Significance of the 1969 Stonewall Riots
In 1969, police brutality and the criminalization of queer individuals was at an all time high. Tensions between police and the LGBT community were building. On the night of June 28, 1969 things came to a head and a violent riot broke out at the Stonewall Inn in the Greenwich Village community in Manhattan in New York City. In this essay I will attempt to explain the significance of this uprising for myself and other members of the LGBT community.
During the late 1960's, many civil rights issues were being protested. People of color and the LGBT community were being severely mistreated by the rest of society and eventually they decided they had had enough.
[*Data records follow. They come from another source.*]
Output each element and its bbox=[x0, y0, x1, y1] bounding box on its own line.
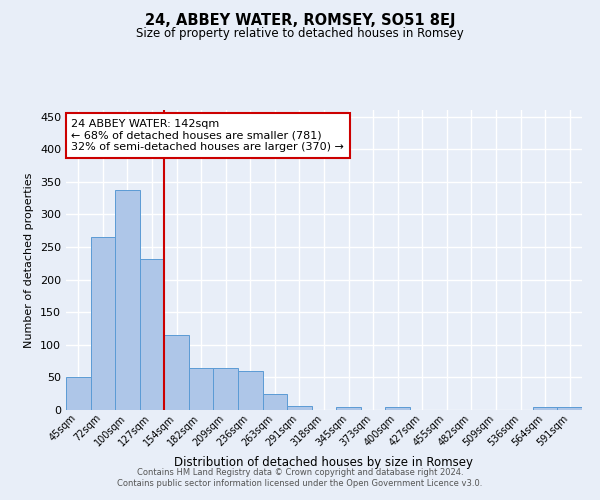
Text: 24, ABBEY WATER, ROMSEY, SO51 8EJ: 24, ABBEY WATER, ROMSEY, SO51 8EJ bbox=[145, 12, 455, 28]
Bar bbox=[91, 237, 115, 410]
Bar bbox=[263, 394, 287, 410]
Bar bbox=[115, 190, 140, 410]
Bar bbox=[214, 368, 238, 410]
Bar bbox=[140, 258, 164, 410]
Y-axis label: Number of detached properties: Number of detached properties bbox=[25, 172, 34, 348]
Bar bbox=[385, 408, 410, 410]
Bar bbox=[557, 408, 582, 410]
Bar bbox=[336, 408, 361, 410]
X-axis label: Distribution of detached houses by size in Romsey: Distribution of detached houses by size … bbox=[175, 456, 473, 469]
Bar bbox=[238, 371, 263, 410]
Bar bbox=[66, 378, 91, 410]
Bar bbox=[287, 406, 312, 410]
Text: Size of property relative to detached houses in Romsey: Size of property relative to detached ho… bbox=[136, 28, 464, 40]
Bar bbox=[164, 335, 189, 410]
Bar bbox=[533, 408, 557, 410]
Text: Contains HM Land Registry data © Crown copyright and database right 2024.
Contai: Contains HM Land Registry data © Crown c… bbox=[118, 468, 482, 487]
Bar bbox=[189, 368, 214, 410]
Text: 24 ABBEY WATER: 142sqm
← 68% of detached houses are smaller (781)
32% of semi-de: 24 ABBEY WATER: 142sqm ← 68% of detached… bbox=[71, 119, 344, 152]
The civil rights movement of the 1950's and 60's served as a catalyst for the events at Stonewall in 1969.
In order for me to fully explain to significance of this uprising to the reader, some background information must be given. During the late 60's, queer individuals did not experience the same freedoms that their straight, cisgender neighbors enjoyed. They were not permitted to serve in the military and were assumed to be naturally disruptive and mentally unstable. Crossdressing and relationships with members of the opposite sex were illegal and could be punished by anything from a light fine to a lifetime of imprisonment. Many public establishments like restaurants and bars did not welcome LGBT individuals. The places that did were often rowdy and unsafe. The Stonewall Inn, the place where the 1969 uprising began, was owned by the Mafia. Since the LGBT community was seen as a threat to society, police raids on gay bars were extremely common.
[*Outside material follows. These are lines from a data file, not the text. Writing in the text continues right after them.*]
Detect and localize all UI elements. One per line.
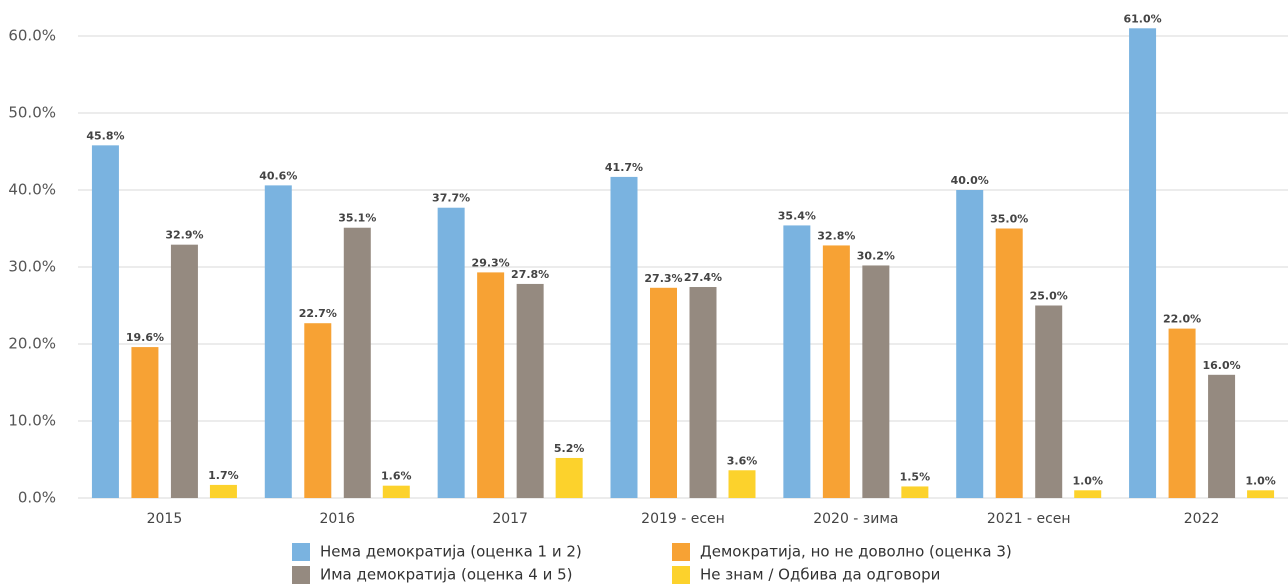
legend-swatch <box>292 566 310 584</box>
value-label: 3.6% <box>727 454 758 467</box>
value-label: 29.3% <box>472 256 510 269</box>
value-label: 35.0% <box>990 213 1028 226</box>
bar <box>956 190 984 498</box>
legend-label: Демократија, но не доволно (оценка 3) <box>700 543 1012 561</box>
value-label: 32.9% <box>165 229 203 242</box>
value-label: 27.3% <box>644 272 682 285</box>
legend-swatch <box>672 543 690 561</box>
bar <box>1129 28 1157 499</box>
value-label: 45.8% <box>86 129 124 142</box>
bar <box>1074 490 1102 498</box>
bar <box>304 323 332 498</box>
value-label: 22.7% <box>299 307 337 320</box>
value-label: 1.7% <box>208 469 239 482</box>
bar <box>862 265 890 498</box>
x-tick-label: 2017 <box>492 511 528 527</box>
bar <box>1168 328 1196 498</box>
value-label: 37.7% <box>432 192 470 205</box>
value-label: 40.0% <box>951 174 989 187</box>
value-label: 27.8% <box>511 268 549 281</box>
legend-swatch <box>672 566 690 584</box>
bar <box>91 145 119 498</box>
legend-swatch <box>292 543 310 561</box>
legend-label: Нема демократија (оценка 1 и 2) <box>320 543 582 561</box>
bar <box>610 176 638 498</box>
value-label: 1.5% <box>900 470 931 483</box>
value-label: 22.0% <box>1163 313 1201 326</box>
value-label: 1.6% <box>381 470 412 483</box>
bar <box>728 470 756 498</box>
bar <box>650 287 677 498</box>
value-label: 1.0% <box>1245 474 1276 487</box>
value-label: 1.0% <box>1072 474 1103 487</box>
y-tick-label: 20.0% <box>8 335 56 353</box>
bar <box>343 227 371 499</box>
bar <box>822 245 850 498</box>
bar <box>783 225 811 499</box>
bar <box>477 272 505 498</box>
bar <box>689 287 717 498</box>
bar <box>264 185 292 498</box>
value-label: 35.1% <box>338 212 376 225</box>
bar <box>437 207 465 498</box>
y-tick-label: 0.0% <box>18 489 56 507</box>
value-label: 32.8% <box>817 229 855 242</box>
y-tick-label: 50.0% <box>8 104 56 122</box>
x-tick-label: 2020 - зима <box>813 511 898 527</box>
legend-label: Не знам / Одбива да одговори <box>700 566 940 584</box>
value-label: 61.0% <box>1123 12 1161 25</box>
value-label: 5.2% <box>554 442 585 455</box>
x-tick-label: 2022 <box>1184 511 1220 527</box>
bar <box>516 283 544 498</box>
value-label: 27.4% <box>684 271 722 284</box>
bar <box>901 486 929 498</box>
bar <box>1247 490 1275 498</box>
bar <box>131 347 159 498</box>
legend-label: Има демократија (оценка 4 и 5) <box>320 566 573 584</box>
x-tick-label: 2015 <box>147 511 183 527</box>
value-label: 30.2% <box>857 249 895 262</box>
bar <box>382 485 410 498</box>
value-label: 41.7% <box>605 161 643 174</box>
x-tick-label: 2019 - есен <box>641 511 725 527</box>
bar <box>555 457 583 498</box>
bar <box>1208 374 1236 498</box>
value-label: 16.0% <box>1202 359 1240 372</box>
value-label: 35.4% <box>778 209 816 222</box>
y-tick-label: 30.0% <box>8 258 56 276</box>
value-label: 40.6% <box>259 169 297 182</box>
value-label: 19.6% <box>126 331 164 344</box>
value-label: 25.0% <box>1030 290 1068 303</box>
bar <box>1035 305 1063 498</box>
y-tick-label: 40.0% <box>8 181 56 199</box>
bar <box>209 484 237 498</box>
bar <box>170 244 198 498</box>
y-tick-label: 60.0% <box>8 27 56 45</box>
x-tick-label: 2016 <box>319 511 355 527</box>
bar <box>995 228 1023 498</box>
x-tick-label: 2021 - есен <box>987 511 1071 527</box>
y-tick-label: 10.0% <box>8 412 56 430</box>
It was during one of these raids at the Stonewall Inn that the riot began. Police stormed in and dragged many patrons of the inn into their cars and started to beat them. Eventually, things became too violent for the onlookers to ignore and they started to fight back against the police. Things escalated quickly and more and more people and officers joined the riot. It lasted for six days and more than 2,000 people and 400 policemen were involved.
When discussing the Stonewall Uprising, two names always seem to come up – Sylvia Rivera and Marsha P. Johnson, two trans women of color that played a huge part in the riot and the LGBT rights movement that followed. Sylvia Rivera is believed to have been one of the first people to start fighting against violent police forces during the police raid.
Both of these dynamic women were key in organizing LGBT activist groups and the first pride parade, which was held in New York city on June 28, 1970.
The events at Stonewall brought about a new civil rights movement that would forever change the lives of queer individuals in the United States. I am personally extremely grateful for the brave people who participated in the uprising to fight for the rights of myself and other members of the LGBT community.
I hope this essay has helped the reader(s) better understand the significance of this riot in a general sense and how it directly affects me.